The two L-shaped walls, which taper at the ends, start with arms whose exterior fair-faced areas are
3.20 x 1.90 m on the ground floor, with the short arms ending with 10.60 x 1.90/0.90 at the floor of storey 1 and the long arms with 15 x 1.90/0.90 m at the floor of storey 2. They will then stop sloping and continue rising with a free vertical edge. A very effective formal resource is used in both walls, as its exterior vertex has a central recess to make it appear more slender. This is achieved with the formwork as a result of the shadow line forming the recess.

The photographs show the rising geometry of these L-shaped walls, as well as the relative arrangement in height of the long arms compared with the short arms. Passersby see the concave side of the two L-shaped walls, with the only exception of the steel emergency staircase, located in the southwest quadrant.

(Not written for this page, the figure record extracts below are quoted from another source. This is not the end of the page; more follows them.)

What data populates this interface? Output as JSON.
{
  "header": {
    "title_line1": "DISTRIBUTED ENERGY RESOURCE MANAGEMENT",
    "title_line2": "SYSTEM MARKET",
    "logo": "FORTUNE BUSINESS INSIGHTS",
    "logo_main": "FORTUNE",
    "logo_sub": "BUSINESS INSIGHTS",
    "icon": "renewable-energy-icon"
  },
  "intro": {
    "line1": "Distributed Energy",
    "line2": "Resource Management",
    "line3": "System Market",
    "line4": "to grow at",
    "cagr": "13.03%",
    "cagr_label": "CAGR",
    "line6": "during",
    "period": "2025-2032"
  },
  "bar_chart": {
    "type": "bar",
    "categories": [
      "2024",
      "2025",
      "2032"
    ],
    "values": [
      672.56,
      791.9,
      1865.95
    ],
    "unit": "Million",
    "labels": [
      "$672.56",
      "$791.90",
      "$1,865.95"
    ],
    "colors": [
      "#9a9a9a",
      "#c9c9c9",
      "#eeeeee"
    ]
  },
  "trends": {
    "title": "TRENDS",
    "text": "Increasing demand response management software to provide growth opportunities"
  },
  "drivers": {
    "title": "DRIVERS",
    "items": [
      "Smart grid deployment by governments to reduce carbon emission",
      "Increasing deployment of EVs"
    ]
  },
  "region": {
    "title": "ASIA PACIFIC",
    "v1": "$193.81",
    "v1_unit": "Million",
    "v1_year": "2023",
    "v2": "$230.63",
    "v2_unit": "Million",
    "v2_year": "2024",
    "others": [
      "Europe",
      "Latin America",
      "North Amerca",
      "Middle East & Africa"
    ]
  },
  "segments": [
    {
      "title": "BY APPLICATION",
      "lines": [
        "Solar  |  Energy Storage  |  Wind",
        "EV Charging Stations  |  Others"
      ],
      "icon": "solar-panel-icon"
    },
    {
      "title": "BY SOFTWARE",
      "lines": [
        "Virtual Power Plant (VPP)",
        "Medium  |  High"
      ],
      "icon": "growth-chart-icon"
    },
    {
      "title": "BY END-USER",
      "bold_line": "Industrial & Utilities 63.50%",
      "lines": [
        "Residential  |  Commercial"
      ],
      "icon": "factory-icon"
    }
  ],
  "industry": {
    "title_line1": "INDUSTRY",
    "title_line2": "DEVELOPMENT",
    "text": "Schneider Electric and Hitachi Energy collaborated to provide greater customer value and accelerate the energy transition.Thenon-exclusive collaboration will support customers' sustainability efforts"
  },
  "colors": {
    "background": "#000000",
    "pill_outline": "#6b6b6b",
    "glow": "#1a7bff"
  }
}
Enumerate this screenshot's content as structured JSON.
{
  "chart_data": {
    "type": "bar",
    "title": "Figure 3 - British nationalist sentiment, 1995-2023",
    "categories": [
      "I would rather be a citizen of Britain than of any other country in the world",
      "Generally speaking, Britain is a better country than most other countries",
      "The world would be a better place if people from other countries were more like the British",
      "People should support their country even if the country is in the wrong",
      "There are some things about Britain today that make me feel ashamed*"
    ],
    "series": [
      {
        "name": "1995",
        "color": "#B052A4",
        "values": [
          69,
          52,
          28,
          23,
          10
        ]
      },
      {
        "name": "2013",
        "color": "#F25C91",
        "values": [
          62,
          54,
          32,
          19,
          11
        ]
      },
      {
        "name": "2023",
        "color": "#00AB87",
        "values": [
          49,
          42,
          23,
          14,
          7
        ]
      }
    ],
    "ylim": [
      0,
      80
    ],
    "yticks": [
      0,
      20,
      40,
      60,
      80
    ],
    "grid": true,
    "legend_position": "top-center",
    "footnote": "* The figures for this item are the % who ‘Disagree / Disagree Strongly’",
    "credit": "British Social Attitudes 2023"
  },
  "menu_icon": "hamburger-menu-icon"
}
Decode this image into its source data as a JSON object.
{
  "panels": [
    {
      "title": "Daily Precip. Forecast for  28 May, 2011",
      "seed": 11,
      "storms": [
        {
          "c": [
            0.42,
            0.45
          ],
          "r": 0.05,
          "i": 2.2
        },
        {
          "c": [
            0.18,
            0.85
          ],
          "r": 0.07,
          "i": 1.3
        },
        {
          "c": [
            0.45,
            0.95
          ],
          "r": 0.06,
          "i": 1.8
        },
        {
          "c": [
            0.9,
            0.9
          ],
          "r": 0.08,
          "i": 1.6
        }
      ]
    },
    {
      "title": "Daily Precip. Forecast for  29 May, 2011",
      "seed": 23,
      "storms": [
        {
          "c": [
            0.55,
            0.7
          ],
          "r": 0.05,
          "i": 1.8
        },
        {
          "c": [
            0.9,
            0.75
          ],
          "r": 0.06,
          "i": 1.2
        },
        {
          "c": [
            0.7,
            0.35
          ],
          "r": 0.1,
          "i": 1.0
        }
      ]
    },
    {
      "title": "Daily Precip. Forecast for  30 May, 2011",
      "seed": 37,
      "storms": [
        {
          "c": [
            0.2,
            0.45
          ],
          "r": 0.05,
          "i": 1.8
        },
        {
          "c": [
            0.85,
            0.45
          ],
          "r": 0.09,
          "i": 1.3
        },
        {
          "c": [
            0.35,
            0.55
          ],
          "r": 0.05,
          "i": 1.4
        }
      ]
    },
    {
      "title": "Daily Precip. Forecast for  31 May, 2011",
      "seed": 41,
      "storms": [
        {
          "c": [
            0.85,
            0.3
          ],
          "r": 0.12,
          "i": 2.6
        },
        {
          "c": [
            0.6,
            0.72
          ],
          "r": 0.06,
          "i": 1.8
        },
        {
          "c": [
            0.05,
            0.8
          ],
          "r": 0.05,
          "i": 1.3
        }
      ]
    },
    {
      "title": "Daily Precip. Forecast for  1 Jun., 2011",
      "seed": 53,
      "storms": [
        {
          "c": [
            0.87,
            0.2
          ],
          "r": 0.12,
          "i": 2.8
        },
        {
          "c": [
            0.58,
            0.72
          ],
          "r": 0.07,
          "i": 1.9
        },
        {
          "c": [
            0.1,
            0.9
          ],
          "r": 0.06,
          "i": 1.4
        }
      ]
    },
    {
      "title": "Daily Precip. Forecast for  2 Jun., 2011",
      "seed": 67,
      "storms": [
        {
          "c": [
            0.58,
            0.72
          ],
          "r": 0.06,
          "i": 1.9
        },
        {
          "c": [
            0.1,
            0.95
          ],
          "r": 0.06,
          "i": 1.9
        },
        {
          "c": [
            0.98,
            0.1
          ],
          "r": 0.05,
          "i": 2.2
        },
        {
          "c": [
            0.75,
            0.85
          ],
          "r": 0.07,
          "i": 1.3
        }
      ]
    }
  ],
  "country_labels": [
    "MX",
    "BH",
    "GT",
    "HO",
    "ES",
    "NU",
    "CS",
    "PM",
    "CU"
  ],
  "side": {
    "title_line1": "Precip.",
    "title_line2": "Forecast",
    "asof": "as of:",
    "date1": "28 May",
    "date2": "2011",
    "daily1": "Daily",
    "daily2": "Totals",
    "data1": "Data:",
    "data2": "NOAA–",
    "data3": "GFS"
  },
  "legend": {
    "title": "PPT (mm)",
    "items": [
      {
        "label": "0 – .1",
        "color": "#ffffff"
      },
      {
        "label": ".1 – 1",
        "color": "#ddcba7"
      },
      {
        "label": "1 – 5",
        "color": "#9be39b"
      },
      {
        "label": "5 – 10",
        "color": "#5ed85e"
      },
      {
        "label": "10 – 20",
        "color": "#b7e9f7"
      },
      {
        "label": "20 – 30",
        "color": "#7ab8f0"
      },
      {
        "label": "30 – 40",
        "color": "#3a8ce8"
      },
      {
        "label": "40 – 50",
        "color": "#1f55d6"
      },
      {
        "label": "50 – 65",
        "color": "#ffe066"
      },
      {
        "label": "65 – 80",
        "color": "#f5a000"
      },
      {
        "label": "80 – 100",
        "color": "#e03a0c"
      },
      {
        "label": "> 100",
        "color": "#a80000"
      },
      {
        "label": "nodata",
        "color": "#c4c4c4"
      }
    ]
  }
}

The balance between the two sides is broken up, since the cantilever in the northwest quadrant section is smaller than its opposite section, which is also at a lower position in height. The organisation of these two walls and their geometrical realisation thus become the most significant aspect of the building, as their unquestionable structural purpose merges with their powerful architectural expression.

The L-shaped walls are hollow inside. They are formed by two external faces with a thickness of 30 cm. The width of the hollowing is 130 cm where the walls intersect, and 30 cm at the end of the walls.

The two faces are joined by means of connections arranged at regular intervals in plan, with each wall forming a whole that is very rigid, and thus capable of offering a good reaction to wind stresses.

The most special point of the structure of the Caixa-Forum building in Zaragoza is, however, the two cubic blocks for the museum exhibition, which, sited in the southeast and northwest quadrants, intersect in the central area of each storey. Their steel structures, in both cases designed as a large cantilever volume, cause observers some concern as a result of the powerful floating image of both cubes, on the one hand, and the apparent lack of a balancing counterweight, on the other.

What is the key aspect for deciphering this special and daring volumetric composition without having to make use of vertical supports at the end vertices of the two large cubes? The explanation lies in the two trusses on each side (one on a higher level than the other), which, starting out embedded in the vertical M edge of each L-shaped wall, define the two façades of each volume, apparently working as a cantilever supporting the majority of the cube they belong to. This is not the case, since these trusses are resting on the ends of truss girders VA and VB (orthogonal to each other and supported by the oval column) and on the end of truss girder VD, which has a diagonal alignment, at 45°, crossing the entire storey, supported by the two central columns and between them joining the two vertices of the large cantilevers, although at a different level.

Consequently, the presence of these trusses VA, VB and VD, which actually leave the oval column as a cantilever, is the key aspect for interpreting this structure. Together these façade trusses define the basic frame which receives all the internal purlins. The large diagonal truss VD is arranged, as shown in the cross-section, as a Warren truss with a height which, to adapt to the definitive form of the volume, varies between 5 metres at the end and 9 metres at the highest point. A structural floor cuts it at mid height in the central area of the building.

To finish describing this structure, we need to mention the vertical elements which close the façade of the large museum cubes. Coinciding with the ends of the main structural elements, these vertical members join the two structures (the top with the bottom one) so that, besides providing support for the façade substructure, they make it possible for the overall movements of both levels to be compatible.